Looking back at it now, I regret returning to sea so rashly and leaving my comfortable life in Brazil. I went on board on the same date, the 1st of September that I had left my parents’ house in Hull eight years earlier. Our ship was very big, but carried only 17 men and six guns. It was loaded with goods for trade such as glass beads, mirrors, knives, scissors, and similar things.

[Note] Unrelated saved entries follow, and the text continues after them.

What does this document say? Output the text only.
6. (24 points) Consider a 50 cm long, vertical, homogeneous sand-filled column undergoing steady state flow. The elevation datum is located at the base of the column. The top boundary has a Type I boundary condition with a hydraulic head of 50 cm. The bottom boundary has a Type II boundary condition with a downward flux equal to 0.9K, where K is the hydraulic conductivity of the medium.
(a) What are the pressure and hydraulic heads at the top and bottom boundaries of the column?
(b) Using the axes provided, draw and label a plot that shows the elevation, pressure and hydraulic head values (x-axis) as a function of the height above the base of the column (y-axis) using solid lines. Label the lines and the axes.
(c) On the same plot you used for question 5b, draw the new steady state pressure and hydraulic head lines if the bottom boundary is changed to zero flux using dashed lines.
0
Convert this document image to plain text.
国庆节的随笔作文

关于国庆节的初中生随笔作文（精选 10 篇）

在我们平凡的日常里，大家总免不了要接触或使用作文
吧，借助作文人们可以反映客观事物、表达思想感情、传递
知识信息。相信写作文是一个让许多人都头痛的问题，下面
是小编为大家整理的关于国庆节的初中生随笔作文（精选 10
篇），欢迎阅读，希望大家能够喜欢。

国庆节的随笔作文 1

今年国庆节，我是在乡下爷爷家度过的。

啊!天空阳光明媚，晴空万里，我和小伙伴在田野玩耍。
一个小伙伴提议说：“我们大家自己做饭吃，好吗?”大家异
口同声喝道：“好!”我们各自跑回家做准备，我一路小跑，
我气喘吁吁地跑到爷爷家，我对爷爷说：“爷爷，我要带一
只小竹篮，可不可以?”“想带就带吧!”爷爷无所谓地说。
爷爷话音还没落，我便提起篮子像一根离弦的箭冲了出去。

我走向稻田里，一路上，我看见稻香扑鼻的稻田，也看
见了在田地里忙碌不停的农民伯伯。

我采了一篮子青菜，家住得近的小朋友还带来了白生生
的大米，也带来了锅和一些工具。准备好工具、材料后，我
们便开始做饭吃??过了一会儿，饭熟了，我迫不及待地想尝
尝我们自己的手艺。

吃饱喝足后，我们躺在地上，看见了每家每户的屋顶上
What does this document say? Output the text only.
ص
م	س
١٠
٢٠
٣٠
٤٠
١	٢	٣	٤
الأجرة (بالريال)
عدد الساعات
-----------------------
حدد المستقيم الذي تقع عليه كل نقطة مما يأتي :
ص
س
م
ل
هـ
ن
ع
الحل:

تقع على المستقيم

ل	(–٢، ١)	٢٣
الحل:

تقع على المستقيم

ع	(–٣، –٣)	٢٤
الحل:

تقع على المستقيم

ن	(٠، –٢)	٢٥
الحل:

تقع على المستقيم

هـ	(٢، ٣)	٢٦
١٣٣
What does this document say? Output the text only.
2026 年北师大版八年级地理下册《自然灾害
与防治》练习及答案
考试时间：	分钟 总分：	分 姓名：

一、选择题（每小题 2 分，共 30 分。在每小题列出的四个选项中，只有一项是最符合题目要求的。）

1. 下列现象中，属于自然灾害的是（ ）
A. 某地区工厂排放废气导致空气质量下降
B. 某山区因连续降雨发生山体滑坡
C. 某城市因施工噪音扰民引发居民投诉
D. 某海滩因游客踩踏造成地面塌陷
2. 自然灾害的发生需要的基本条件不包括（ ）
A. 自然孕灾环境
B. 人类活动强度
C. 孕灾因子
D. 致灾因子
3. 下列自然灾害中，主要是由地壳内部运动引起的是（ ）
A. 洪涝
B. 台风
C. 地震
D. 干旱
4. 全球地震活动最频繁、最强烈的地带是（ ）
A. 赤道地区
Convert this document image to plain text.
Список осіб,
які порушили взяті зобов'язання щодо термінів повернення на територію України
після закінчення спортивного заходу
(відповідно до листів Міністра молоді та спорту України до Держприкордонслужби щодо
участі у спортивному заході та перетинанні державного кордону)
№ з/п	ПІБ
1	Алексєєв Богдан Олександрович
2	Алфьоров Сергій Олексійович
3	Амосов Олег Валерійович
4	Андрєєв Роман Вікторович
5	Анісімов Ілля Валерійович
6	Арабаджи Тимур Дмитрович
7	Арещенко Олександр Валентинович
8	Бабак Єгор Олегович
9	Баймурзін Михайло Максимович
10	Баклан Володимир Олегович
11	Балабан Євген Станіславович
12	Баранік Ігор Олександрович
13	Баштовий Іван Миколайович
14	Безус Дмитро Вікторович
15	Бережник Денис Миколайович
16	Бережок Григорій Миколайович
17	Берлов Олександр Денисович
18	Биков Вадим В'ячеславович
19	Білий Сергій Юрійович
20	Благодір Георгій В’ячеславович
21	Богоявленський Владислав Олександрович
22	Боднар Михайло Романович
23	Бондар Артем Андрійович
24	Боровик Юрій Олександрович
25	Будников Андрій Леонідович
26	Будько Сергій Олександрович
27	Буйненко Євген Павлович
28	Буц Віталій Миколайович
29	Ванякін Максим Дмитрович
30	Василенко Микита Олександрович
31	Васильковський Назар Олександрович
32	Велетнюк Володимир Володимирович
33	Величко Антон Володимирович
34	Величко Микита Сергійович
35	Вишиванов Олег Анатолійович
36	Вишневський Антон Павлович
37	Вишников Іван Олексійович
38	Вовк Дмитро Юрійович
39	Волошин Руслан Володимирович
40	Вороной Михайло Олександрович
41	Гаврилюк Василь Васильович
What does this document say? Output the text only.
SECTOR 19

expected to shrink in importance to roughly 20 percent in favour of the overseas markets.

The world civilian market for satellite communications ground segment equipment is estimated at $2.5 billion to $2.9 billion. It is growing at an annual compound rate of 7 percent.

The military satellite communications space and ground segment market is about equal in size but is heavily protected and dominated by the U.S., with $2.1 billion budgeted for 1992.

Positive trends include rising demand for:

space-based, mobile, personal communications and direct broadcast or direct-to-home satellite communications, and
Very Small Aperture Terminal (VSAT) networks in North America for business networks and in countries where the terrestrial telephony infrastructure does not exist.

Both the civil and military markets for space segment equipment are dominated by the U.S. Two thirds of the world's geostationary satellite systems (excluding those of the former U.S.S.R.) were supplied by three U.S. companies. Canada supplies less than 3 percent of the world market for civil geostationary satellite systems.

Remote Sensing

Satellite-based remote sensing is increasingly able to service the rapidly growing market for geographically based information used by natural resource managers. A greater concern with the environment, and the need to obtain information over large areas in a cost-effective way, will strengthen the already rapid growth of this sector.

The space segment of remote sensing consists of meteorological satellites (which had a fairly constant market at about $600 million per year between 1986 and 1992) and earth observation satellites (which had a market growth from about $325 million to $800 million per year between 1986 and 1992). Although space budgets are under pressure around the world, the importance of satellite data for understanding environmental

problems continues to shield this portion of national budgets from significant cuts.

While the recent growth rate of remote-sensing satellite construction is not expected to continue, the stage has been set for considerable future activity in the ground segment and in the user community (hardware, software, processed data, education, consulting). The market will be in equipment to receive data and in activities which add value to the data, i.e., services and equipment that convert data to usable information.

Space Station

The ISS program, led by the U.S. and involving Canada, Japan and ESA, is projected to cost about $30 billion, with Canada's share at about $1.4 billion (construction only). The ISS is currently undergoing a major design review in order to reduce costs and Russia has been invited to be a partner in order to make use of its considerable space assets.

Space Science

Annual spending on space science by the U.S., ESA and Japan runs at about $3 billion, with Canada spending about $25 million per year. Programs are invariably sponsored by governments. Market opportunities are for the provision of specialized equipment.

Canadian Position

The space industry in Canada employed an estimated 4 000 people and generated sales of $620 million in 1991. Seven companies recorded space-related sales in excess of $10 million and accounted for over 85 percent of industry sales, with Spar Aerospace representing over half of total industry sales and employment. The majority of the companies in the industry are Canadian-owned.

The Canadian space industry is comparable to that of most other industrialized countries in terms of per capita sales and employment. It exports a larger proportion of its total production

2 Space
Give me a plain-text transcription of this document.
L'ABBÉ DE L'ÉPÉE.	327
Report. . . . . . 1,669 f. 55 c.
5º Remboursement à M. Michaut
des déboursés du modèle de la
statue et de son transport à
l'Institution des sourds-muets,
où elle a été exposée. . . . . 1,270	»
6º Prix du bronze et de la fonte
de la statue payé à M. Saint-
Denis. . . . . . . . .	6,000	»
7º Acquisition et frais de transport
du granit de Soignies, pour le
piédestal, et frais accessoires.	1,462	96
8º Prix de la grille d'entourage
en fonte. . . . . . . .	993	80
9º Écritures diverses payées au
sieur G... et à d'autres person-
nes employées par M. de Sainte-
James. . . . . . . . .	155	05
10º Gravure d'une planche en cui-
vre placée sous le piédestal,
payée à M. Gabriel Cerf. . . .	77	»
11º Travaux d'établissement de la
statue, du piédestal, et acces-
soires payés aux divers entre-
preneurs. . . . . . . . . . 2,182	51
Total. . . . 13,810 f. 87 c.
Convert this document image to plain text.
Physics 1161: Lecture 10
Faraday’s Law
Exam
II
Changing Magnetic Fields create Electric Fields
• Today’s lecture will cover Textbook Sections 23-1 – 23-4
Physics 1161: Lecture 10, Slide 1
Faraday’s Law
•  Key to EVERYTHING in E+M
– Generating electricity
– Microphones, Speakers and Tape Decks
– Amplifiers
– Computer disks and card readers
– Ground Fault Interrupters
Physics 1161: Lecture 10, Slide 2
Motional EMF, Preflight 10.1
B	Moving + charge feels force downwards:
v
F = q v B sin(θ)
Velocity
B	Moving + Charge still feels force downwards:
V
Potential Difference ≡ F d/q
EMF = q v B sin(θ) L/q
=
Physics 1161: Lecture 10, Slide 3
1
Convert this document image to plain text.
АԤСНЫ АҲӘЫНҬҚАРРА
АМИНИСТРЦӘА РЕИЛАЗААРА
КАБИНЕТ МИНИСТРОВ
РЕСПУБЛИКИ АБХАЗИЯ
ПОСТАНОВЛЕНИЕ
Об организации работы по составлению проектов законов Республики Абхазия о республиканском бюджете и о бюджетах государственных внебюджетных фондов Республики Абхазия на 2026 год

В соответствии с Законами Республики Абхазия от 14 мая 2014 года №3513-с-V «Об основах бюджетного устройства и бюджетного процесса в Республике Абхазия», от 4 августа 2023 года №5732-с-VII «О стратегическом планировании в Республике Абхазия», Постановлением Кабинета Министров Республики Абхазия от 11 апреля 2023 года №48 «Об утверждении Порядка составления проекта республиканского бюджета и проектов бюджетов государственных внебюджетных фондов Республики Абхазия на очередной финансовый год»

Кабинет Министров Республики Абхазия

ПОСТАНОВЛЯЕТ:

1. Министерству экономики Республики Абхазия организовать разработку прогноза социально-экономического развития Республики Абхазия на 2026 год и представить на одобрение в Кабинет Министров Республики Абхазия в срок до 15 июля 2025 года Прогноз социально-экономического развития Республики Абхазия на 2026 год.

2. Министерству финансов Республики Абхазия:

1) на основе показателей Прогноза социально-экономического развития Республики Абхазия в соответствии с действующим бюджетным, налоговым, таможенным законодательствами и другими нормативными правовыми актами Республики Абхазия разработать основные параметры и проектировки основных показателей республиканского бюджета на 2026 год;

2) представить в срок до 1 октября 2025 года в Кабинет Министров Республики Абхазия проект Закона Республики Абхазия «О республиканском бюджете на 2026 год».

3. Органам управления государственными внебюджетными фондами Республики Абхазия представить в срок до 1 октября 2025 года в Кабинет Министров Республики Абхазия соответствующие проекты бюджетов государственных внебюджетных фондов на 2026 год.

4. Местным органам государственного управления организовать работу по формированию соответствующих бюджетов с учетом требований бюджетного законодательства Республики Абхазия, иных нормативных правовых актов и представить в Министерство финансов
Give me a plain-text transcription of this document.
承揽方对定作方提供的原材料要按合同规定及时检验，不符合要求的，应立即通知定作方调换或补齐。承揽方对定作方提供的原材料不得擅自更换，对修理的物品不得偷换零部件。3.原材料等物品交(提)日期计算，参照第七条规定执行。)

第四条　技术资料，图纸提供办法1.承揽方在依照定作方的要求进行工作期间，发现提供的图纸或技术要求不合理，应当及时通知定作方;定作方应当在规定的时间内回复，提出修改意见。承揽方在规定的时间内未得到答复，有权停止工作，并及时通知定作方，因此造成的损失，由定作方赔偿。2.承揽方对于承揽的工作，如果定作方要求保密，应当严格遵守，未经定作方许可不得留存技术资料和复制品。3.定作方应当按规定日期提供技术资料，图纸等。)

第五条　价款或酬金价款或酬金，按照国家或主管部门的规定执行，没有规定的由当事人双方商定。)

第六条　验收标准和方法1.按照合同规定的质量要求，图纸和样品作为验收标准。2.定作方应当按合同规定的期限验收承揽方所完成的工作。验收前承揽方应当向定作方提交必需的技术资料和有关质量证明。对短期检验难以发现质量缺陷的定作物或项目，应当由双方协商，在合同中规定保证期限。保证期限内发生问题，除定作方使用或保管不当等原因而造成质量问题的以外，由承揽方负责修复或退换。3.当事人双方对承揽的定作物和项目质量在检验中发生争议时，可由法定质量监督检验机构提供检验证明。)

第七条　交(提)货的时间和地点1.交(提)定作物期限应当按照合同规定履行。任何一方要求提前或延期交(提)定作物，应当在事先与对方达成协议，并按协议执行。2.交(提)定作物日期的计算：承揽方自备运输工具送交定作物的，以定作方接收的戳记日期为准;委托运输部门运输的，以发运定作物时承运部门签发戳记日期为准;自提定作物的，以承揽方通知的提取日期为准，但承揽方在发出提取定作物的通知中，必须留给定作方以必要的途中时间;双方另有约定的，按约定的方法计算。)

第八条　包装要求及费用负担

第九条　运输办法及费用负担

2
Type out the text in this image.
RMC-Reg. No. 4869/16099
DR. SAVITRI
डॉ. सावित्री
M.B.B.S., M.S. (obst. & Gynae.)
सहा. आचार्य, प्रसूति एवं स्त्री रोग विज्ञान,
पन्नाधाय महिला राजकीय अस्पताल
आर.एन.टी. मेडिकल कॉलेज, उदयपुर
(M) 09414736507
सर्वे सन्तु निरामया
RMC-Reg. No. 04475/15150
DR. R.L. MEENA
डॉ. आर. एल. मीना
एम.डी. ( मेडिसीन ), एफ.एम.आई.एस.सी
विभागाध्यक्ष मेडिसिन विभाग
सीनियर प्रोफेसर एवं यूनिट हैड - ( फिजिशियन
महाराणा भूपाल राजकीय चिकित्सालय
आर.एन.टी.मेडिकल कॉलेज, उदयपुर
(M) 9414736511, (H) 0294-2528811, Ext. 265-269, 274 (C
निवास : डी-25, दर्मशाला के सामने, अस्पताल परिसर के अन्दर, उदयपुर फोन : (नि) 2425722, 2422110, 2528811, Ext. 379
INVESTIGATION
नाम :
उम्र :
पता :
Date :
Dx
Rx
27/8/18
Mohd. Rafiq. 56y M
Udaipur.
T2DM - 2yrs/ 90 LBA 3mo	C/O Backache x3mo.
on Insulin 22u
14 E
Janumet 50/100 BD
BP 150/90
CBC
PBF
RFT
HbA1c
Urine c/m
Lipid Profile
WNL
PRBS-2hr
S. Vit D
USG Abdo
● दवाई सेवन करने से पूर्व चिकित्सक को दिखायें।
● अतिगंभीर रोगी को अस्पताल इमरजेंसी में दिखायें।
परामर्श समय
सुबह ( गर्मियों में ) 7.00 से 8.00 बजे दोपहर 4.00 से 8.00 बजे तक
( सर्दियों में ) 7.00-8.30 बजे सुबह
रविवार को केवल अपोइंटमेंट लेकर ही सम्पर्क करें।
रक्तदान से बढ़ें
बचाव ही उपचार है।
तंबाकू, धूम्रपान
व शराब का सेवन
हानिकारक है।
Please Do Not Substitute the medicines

At the beginning of our journey the weather was very good, but very hot. In two weeks’ time a hurricane came upon us and was threatening our ship for the next twelve days. One man died of fever, and during the storm two men were washed overboard. After the hurricane passed, we saw that we had gone quite far from our original route and were instead close to the northern part of Brazil near the Orinoco River. The ship was so badly damaged that we could no longer go to Africa. The captain wanted us to go back and repair the ship, but I strongly disagreed with him. He and I went over the maps and decided that the best thing to do was to go to Barbados and repair the ship there.
When we set out on this short trip, a second storm came upon us and drove us far out to sea. The next morning one of the sailors cried out, “Land!” and that very moment the ship ran aground in shallow water. We expected the ship to break apart at any moment because of the strong wind, so we all got into the small boat the ship carried. This was very dangerous because the eleven of us still alive crowded the boat, and it had no sail. We knew that we would crash into the shore because the wind was still very strong.